Tuesday 24 July 2007

Nyima

O testemunha de Nyima:
Monja e ex-preso político

Nyima originalmente de Yul-Nga Village, Tsang Shar no condado de Phenpo, na Região Autónoma do Tibete, é monja no mosteiro de Phenpo Podo. Depois de ter completado cinco anos de encarceramento na prisão de Drapchi, foi libertada em Março de 1999. Ela passou os seguintes três anos a tentar recuperar da tortura inhumana e mau tratamento que ela sofreu. Ela ficou hospitalizada vários meses até os custos se tornarem demasiado altos para a família dela suportar, e teve que recuperar em casa.

Para Nyima e os amigos dela, a vida fora da prisão para presos políticos era demasiada onerosa para tolerar, estando sob constante vigilância do Gabinete de Segurança Pública (PSB - Public Security Bureau). Além do sofrimento pessoal, todos os amigos deles se tornaram alvos de escrutínio e intimidação. Sem outra escolha possível, no dia 9 de Março de 2004 Nyima, começou a sua viagem tortuosa para o exílio deixando amigos e família atrás. Nyima juntou-se a uma grupo de amigos tibetanos, e caminharam através os Himalayas para o Nepal, movimentando-se apenas de noite a fim de não ser vistos pelas forças chinesas. A viagem demorou quase um mês. No dia 20 de Abril de 2004, Nyima alcançou Dharamsala, o local onde se encontra a sede do governo tibetano no exílio.

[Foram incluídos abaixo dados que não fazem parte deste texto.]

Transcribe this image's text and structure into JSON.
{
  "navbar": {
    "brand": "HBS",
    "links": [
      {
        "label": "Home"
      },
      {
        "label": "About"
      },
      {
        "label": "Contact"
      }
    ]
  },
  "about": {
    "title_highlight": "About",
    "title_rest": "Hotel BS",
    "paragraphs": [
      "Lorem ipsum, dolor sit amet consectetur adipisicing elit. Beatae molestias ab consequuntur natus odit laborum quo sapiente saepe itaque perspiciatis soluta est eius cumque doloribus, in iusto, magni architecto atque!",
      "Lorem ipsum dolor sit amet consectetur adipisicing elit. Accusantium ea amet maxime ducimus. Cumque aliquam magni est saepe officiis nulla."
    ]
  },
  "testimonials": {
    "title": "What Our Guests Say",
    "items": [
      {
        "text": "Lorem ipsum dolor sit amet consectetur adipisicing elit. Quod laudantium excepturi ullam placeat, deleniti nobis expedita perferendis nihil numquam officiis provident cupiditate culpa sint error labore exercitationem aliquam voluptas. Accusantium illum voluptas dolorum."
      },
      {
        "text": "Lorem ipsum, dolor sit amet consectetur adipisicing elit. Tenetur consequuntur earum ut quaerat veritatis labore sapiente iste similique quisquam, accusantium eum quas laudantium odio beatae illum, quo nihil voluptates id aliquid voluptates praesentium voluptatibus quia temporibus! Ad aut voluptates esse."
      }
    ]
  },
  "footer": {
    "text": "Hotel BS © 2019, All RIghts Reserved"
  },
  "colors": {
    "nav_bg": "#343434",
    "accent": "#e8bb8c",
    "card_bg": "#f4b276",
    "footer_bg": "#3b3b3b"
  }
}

Nyima relatou ao Centro Tibetano para os Direitos Humanos e Democracia (TCHRD), numerosas torturas e tratamentos inhumanos que ela e os seus amigos sofreram no centro de detenção e na prisão.

Abaixo segue a curta transcrição do seu relato:

Em Setembro 1993, eu e os meus amigos fomos expulsos do mosteiro, segundo as directivas das autoridades locais, que proibem todas as monjas de menos de 18 anos de ficar e estudar no mosteiro. Afim de fazermos ouvir as nossas opiniões, eu juntamente com dois dos meus amigos, decidímos tomar uma iniciativa que iria mudar as nossas vidas para sempre. No dia 19 de Março de 1994, partímos clandestinamente para Lassa para protestar contra a opressão religiosa. À chegada a Lassa na manhã de 21 de Março, seguímos para o mercado de Barkhor e gritámos slogans durante 15 minutos, até que quatro oficiais enfiaram luvas de couro nas nossas bocas e imediatamente nos deteram. Ficámos, primeiro, presos na esquadra de polícia, e depois forçados para um forgão que nos transportou para o centro de detenção de Gusta. A caminho de Gusta fomos violentamente espancados.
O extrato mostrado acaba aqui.